As Henning points out, the statement is false as written; but if you add the assumption that $v_1,\ldots,v_n$ are linearly independent, then the result is true.
As to your idea, it's either completely wrong or almost right, depending on what you mean by "complement."
If by "complement" you mean the set-theoretic complement (that is, $W$ is the set of all vectors in $V$ that are not in $\mathrm{span}(v_1,\ldots,v_n)$), which was my interpretation when I read your post, then your approach is completely wrong: this set is not closed under sums, and in general you cannot expect it to be well-behaved.

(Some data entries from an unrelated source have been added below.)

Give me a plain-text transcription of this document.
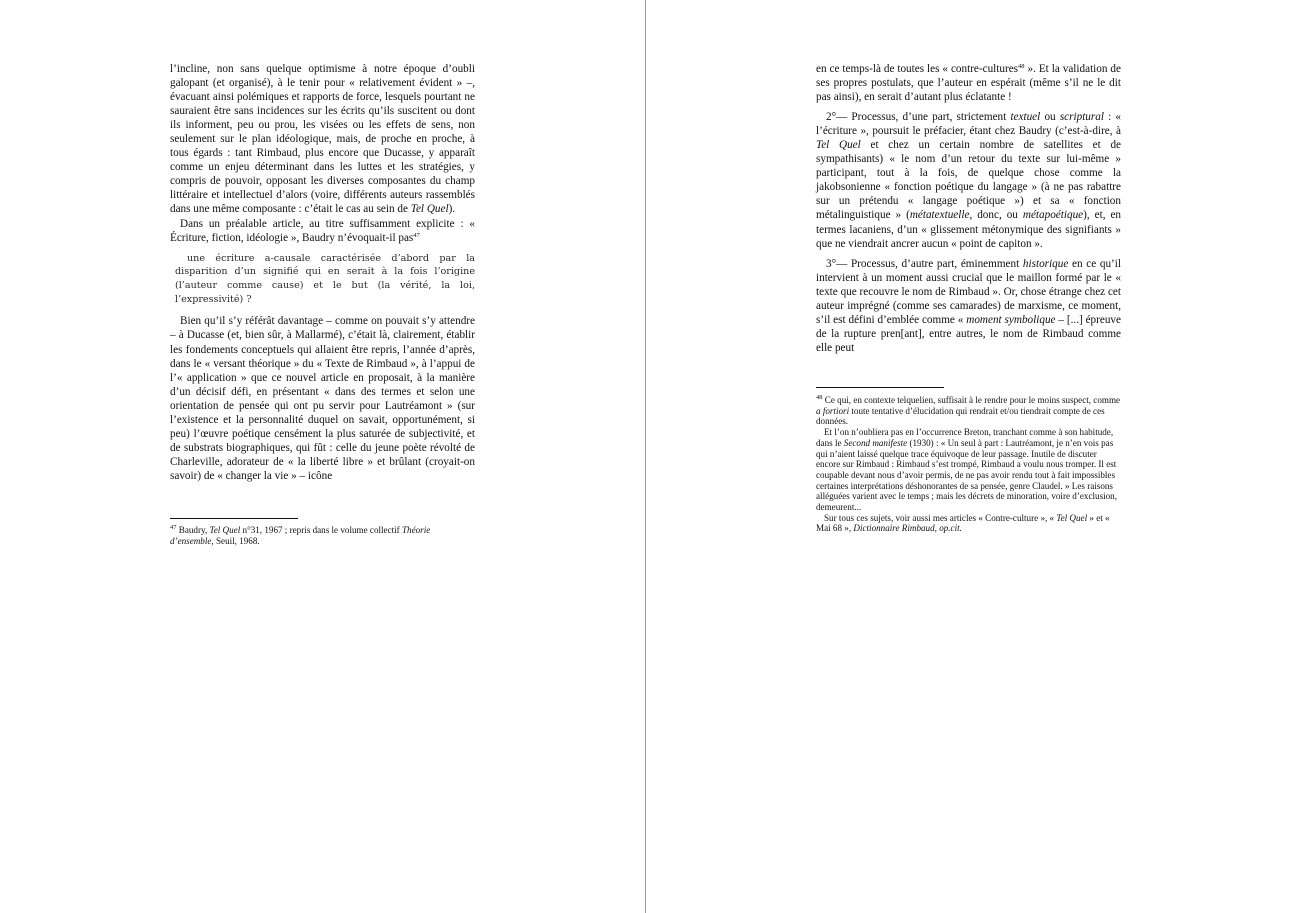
l’incline, non sans quelque optimisme à notre époque d’oubli galopant (et organisé), à le tenir pour « relativement évident » –, évacuant ainsi polémiques et rapports de force, lesquels pourtant ne sauraient être sans incidences sur les écrits qu’ils suscitent ou dont ils informent, peu ou prou, les visées ou les effets de sens, non seulement sur le plan idéologique, mais, de proche en proche, à tous égards : tant Rimbaud, plus encore que Ducasse, y apparaît comme un enjeu déterminant dans les luttes et les stratégies, y compris de pouvoir, opposant les diverses composantes du champ littéraire et intellectuel d’alors (voire, différents auteurs rassemblés dans une même composante : c’était le cas au sein de Tel Quel).

Dans un préalable article, au titre suffisamment explicite : « Écriture, fiction, idéologie », Baudry n’évoquait-il pas$^{47}$

une écriture a-causale caractérisée d’abord par la disparition d’un signifié qui en serait à la fois l’origine (l’auteur comme cause) et le but (la vérité, la loi, l’expressivité) ?

Bien qu’il s’y référât davantage – comme on pouvait s’y attendre – à Ducasse (et, bien sûr, à Mallarmé), c’était là, clairement, établir les fondements conceptuels qui allaient être repris, l’année d’après, dans le « versant théorique » du « Texte de Rimbaud », à l’appui de l’« application » que ce nouvel article en proposait, à la manière d’un décisif défi, en présentant « dans des termes et selon une orientation de pensée qui ont pu servir pour Lautréamont » (sur l’existence et la personnalité duquel on savait, opportunément, si peu) l’œuvre poétique censément la plus saturée de subjectivité, et de substrats biographiques, qui fût : celle du jeune poète révolté de Charleville, adorateur de « la liberté libre » et brûlant (croyait-on savoir) de « changer la vie » – icône

$^{47}$ Baudry, Tel Quel n°31, 1967 ; repris dans le volume collectif Théorie d’ensemble, Seuil, 1968.

en ce temps-là de toutes les « contre-cultures$^{48}$ ». Et la validation de ses propres postulats, que l’auteur en espérait (même s’il ne le dit pas ainsi), en serait d’autant plus éclatante !

2°— Processus, d’une part, strictement textuel ou scriptural : « l’écriture », poursuit le préfacier, étant chez Baudry (c’est-à-dire, à Tel Quel et chez un certain nombre de satellites et de sympathisants) « le nom d’un retour du texte sur lui-même » participant, tout à la fois, de quelque chose comme la jakobsonienne « fonction poétique du langage » (à ne pas rabattre sur un prétendu « langage poétique ») et sa « fonction métalinguistique » (métatextuelle, donc, ou métapoétique), et, en termes lacaniens, d’un « glissement métonymique des signifiants » que ne viendrait ancrer aucun « point de capiton ».

3°— Processus, d’autre part, éminemment historique en ce qu’il intervient à un moment aussi crucial que le maillon formé par le « texte que recouvre le nom de Rimbaud ». Or, chose étrange chez cet auteur imprégné (comme ses camarades) de marxisme, ce moment, s’il est défini d’emblée comme « moment symbolique – [...] épreuve de la rupture pren[ant], entre autres, le nom de Rimbaud comme elle peut

$^{48}$ Ce qui, en contexte telquelien, suffisait à le rendre pour le moins suspect, comme a fortiori toute tentative d’élucidation qui rendrait et/ou tiendrait compte de ces données.

Et l’on n’oubliera pas en l’occurrence Breton, tranchant comme à son habitude, dans le Second manifeste (1930) : « Un seul à part : Lautréamont, je n’en vois pas qui n’aient laissé quelque trace équivoque de leur passage. Inutile de discuter encore sur Rimbaud : Rimbaud s’est trompé, Rimbaud a voulu nous tromper. Il est coupable devant nous d’avoir permis, de ne pas avoir rendu tout à fait impossibles certaines interprétations déshonorantes de sa pensée, genre Claudel. » Les raisons alléguées varient avec le temps ; mais les décrets de minoration, voire d’exclusion, demeurent...

Sur tous ces sujets, voir aussi mes articles « Contre-culture », « Tel Quel » et « Mai 68 », Dictionnaire Rimbaud, op.cit.
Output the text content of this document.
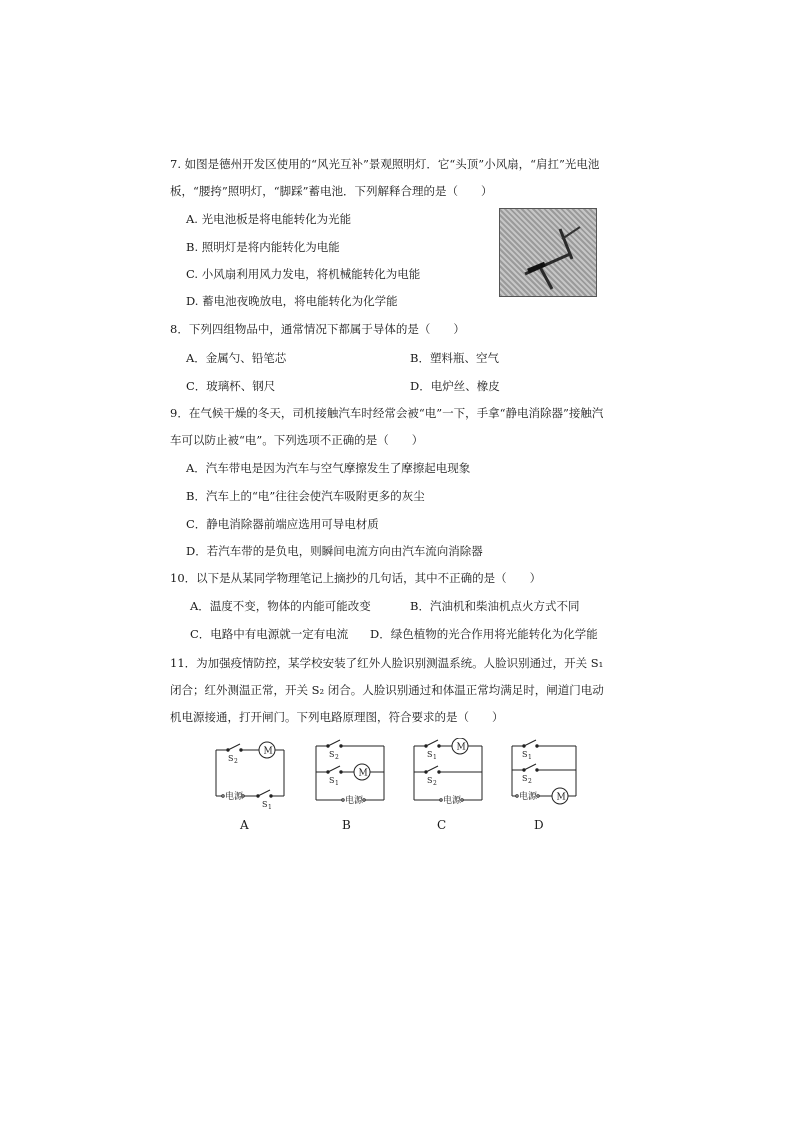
7. 如图是德州开发区使用的“风光互补”景观照明灯．它“头顶”小风扇，“肩扛”光电池
板，“腰挎”照明灯，“脚踩”蓄电池．下列解释合理的是（　　）
A. 光电池板是将电能转化为光能
B. 照明灯是将内能转化为电能
C. 小风扇利用风力发电，将机械能转化为电能
D. 蓄电池夜晚放电，将电能转化为化学能
8．下列四组物品中，通常情况下都属于导体的是（　　）
A．金属勺、铅笔芯	B．塑料瓶、空气
C．玻璃杯、钢尺	D．电炉丝、橡皮
9．在气候干燥的冬天，司机接触汽车时经常会被“电”一下，手拿“静电消除器”接触汽
车可以防止被“电”。下列选项不正确的是（　　）
A．汽车带电是因为汽车与空气摩擦发生了摩擦起电现象
B．汽车上的“电”往往会使汽车吸附更多的灰尘
C．静电消除器前端应选用可导电材质
D．若汽车带的是负电，则瞬间电流方向由汽车流向消除器
10．以下是从某同学物理笔记上摘抄的几句话，其中不正确的是（　　）
A．温度不变，物体的内能可能改变	B．汽油机和柴油机点火方式不同
C．电路中有电源就一定有电流 D．绿色植物的光合作用将光能转化为化学能
11．为加强疫情防控，某学校安装了红外人脸识别测温系统。人脸识别通过，开关 S₁
闭合；红外测温正常，开关 S₂ 闭合。人脸识别通过和体温正常均满足时，闸道门电动
机电源接通，打开闸门。下列电路原理图，符合要求的是（　　）
M
电源
S 2
S 1
M
电源
S 2
S 1
M
电源
S 1
S 2
电源 M
S 1
S 2
A	B	C	D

If by "complement" you mean a linear complement (as lhs understood your writing), that is, a subspace $W$ such that $W\cap\mathrm{span}(v_1,\ldots,v_n)=\{\mathbf{0}\}$ and $W+\mathrm{span}(v_1,\ldots,v_n) = V$), then you are almost right: you cannot define $f$ as $1$ on all of $W$ (that would not be homogeneous or additive); but you can find a basis for $W$ (say, by extending $v_1,\ldots,v_n$ to a basis of $V$, $v_1,\ldots,v_n,v_{n+1},\ldots,v_{n+m}$ and letting $W=\mathrm{span}(v_{n+1},\ldots,v_{n+m})$), define $f$ as $1$ on that basis, and then "extending linearly".